Doctor's don't write prescriptions for the painkillers in advance, so instead of bringing me home and leaving again, I told Joe to drive straight to the pharmacy.  When I got in the house and settled in bed, there was a white hot flush that lasted only a minute.  Then the shivering began, so I wrapped up and laid back in my nest of pillows and blankets.  


Day one, schedule.  
My iPhone alarm was set in four hour increments for the next 48 hours.  I dutifully took my Percocet, antibiotics, and ate a few saltines.  Plus as much water as I could remember to drink throughout. Propped up on pillows behind and on the side, I am upright and try to sleep.  I think I sleep.  No pain.  Not too much swelling.  Felt pretty good.  Mustache bandage on for most of the day.

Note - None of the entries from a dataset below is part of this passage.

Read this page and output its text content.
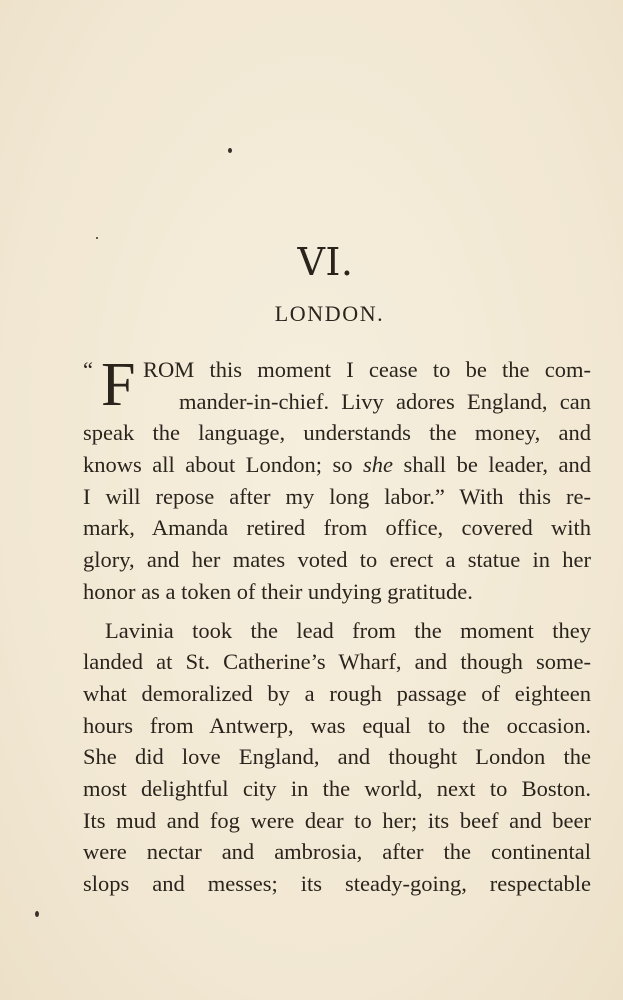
VI.
LONDON.
“ F ROM this moment I cease to be the com-
mander-in-chief. Livy adores England, can
speak the language, understands the money, and
knows all about London; so she shall be leader, and
I will repose after my long labor.” With this re-
mark, Amanda retired from office, covered with
glory, and her mates voted to erect a statue in her
honor as a token of their undying gratitude.
Lavinia took the lead from the moment they
landed at St. Catherine’s Wharf, and though some-
what demoralized by a rough passage of eighteen
hours from Antwerp, was equal to the occasion.
She did love England, and thought London the
most delightful city in the world, next to Boston.
Its mud and fog were dear to her; its beef and beer
were nectar and ambrosia, after the continental
slops and messes; its steady-going, respectable
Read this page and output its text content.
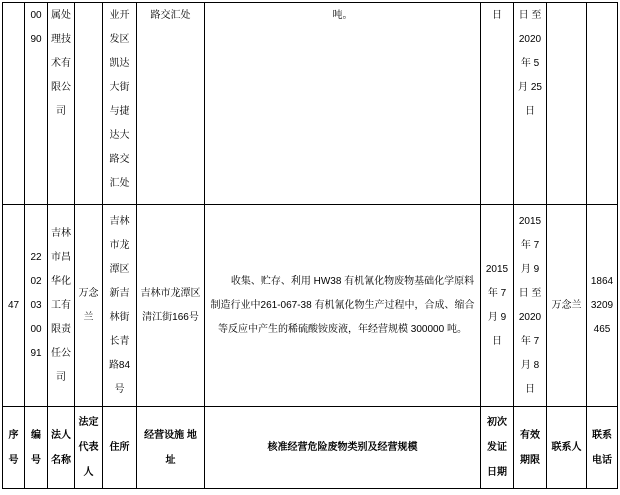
	00 90	属处理技术有限公司		业开发区凯达大街与捷达大路交汇处	路交汇处	吨。	日	日 至 2020 年 5 月 25 日		
47	22 02 03 00 91	吉林市昌华化工有限责任公司	万念兰	吉林市龙潭区新吉林街长青路84号	吉林市龙潭区清江街166号	收集、贮存、利用 HW38 有机氰化物废物基础化学原料制造行业中261-067-38 有机氰化物生产过程中，合成、缩合等反应中产生的稀硫酸铵废液，年经营规模 300000 吨。	2015 年 7 月 9 日	2015 年 7 月 9 日 至 2020 年 7 月 8 日	万念兰	1864 3209 465
序号	编号	法人名称	法定代表人	住所	经营设施 地址	核准经营危险废物类别及经营规模	初次发证日期	有效期限	联系人	联系电话
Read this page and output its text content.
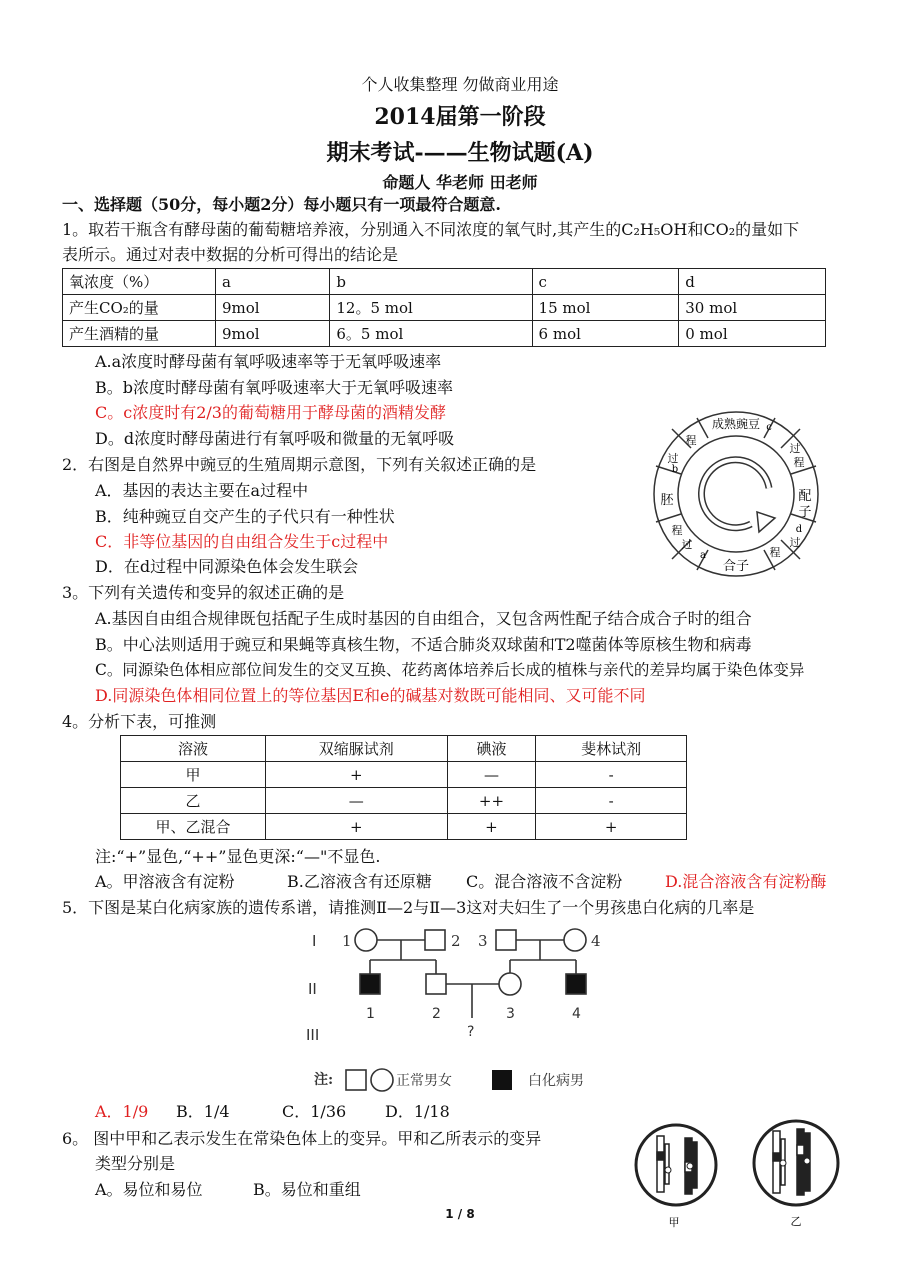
个人收集整理 勿做商业用途
2014届第一阶段
期末考试-——生物试题(A)
命题人 华老师 田老师
一、选择题（50分，每小题2分）每小题只有一项最符合题意.
1。取若干瓶含有酵母菌的葡萄糖培养液，分别通入不同浓度的氧气时,其产生的C₂H₅OH和CO₂的量如下
表所示。通过对表中数据的分析可得出的结论是
氧浓度（%）	a	b	c	d
产生CO₂的量	9mol	12。5 mol	15 mol	30 mol
产生酒精的量	9mol	6。5 mol	6 mol	0 mol
A.a浓度时酵母菌有氧呼吸速率等于无氧呼吸速率
B。b浓度时酵母菌有氧呼吸速率大于无氧呼吸速率
C。c浓度时有2/3的葡萄糖用于酵母菌的酒精发酵
D。d浓度时酵母菌进行有氧呼吸和微量的无氧呼吸
2．右图是自然界中豌豆的生殖周期示意图，下列有关叙述正确的是
A．基因的表达主要在a过程中
B．纯种豌豆自交产生的子代只有一种性状
C．非等位基因的自由组合发生于c过程中
D．在d过程中同源染色体会发生联会
成熟豌豆
配
子
合子
胚
程
过
b
c
过
程
d
过
程
程
过
a
3。下列有关遗传和变异的叙述正确的是
A.基因自由组合规律既包括配子生成时基因的自由组合，又包含两性配子结合成合子时的组合
B。中心法则适用于豌豆和果蝇等真核生物，不适合肺炎双球菌和T2噬菌体等原核生物和病毒
C。同源染色体相应部位间发生的交叉互换、花药离体培养后长成的植株与亲代的差异均属于染色体变异
D.同源染色体相同位置上的等位基因E和e的碱基对数既可能相同、又可能不同
4。分析下表，可推测
溶液	双缩脲试剂	碘液	斐林试剂
甲	+	—	-
乙	—	++	-
甲、乙混合	+	+	+
注:“+”显色,“++”显色更深:“—"不显色.
A。甲溶液含有淀粉	B.乙溶液含有还原糖 C。混合溶液不含淀粉	D.混合溶液含有淀粉酶
5．下图是某白化病家族的遗传系谱，请推测Ⅱ—2与Ⅱ—3这对夫妇生了一个男孩患白化病的几率是
I
II
III
1	2 3	4
1	2	3	4
?
注:	正常男女	白化病男
A．1/9 B．1/4	C．1/36 D．1/18
6。 图中甲和乙表示发生在常染色体上的变异。甲和乙所表示的变异
类型分别是
A。易位和易位	B。易位和重组
甲	乙
1 / 8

Day two, shower, hallelujah.   
Lots of TV, bored, bored, bored.  Packing hung down in the back of my throat, gross.  More swelling.  Figured I would get some bruising under my eyes.  Felt like a bad head cold.  Mustache bandage on for just a bit of the day.  No air flow through my nose, meant the pressure in my ears built up with every swallow.
  

Day four, packing is not actually packing in the back of my throat.  
Turns out the anesthesiologist tore a part of my uvula (the little dangly thing in the back of your throat) with the breathing tube and it was hanging in the back of my throat causing some mild choking and much irritation.  My surgeon plucked off the tissue in a breeze and sent us home.  The pain set in right away.  Searing pain that was not relieved by Percocet.  Even every four hours.  Pain all the time, no sleep, no rest.

Day five & six, pain and boredom.  
Plus gargling with salt water, flushing my nose with saline, eating nothing, not even saltines.  Meds were wreaking havoc on stomach.  Three full seasons of The Office, two seasons of Parenthood, and the first season of Downton Abbey.  Netflix I love you. 


Day seven, splints out.  
Miracle of miracles to breath clear.  Because I do not close my eyes or look away for shots or blood draws, I watched through crossed eyes down at my nose as she pulled out the splints that were unbelievable large and disgusting.  A putrid color I have never seen before and hope to never see again.  The cold east county air burned my nose on the walk to the car, but I was breathing.

Day eight, try to return to work.  
Bad idea.  My morning meeting was a foggy fuzz.  I had been off pain killers, for a few days, but going out in public pointed that I was not yet ready for conversation.  Plus my stomach revolted from the five bottles of pills I took and the six vials pumped through my IV. 

Day sixty-eight, bone spurs.
I can fully breathe and that's still the most amazing thing in the world.  But my new straight nose is lumpy with bone spurs and cartilage gone wild.  In two weeks, the surgeon will go in with a rasp to shave it down straight.  Just through my skin, with some numbing but no painkillers or anesthesia or IVs.  Bone spurs are a possible complication to this kind of surgery.  Oh well.  I can breathe.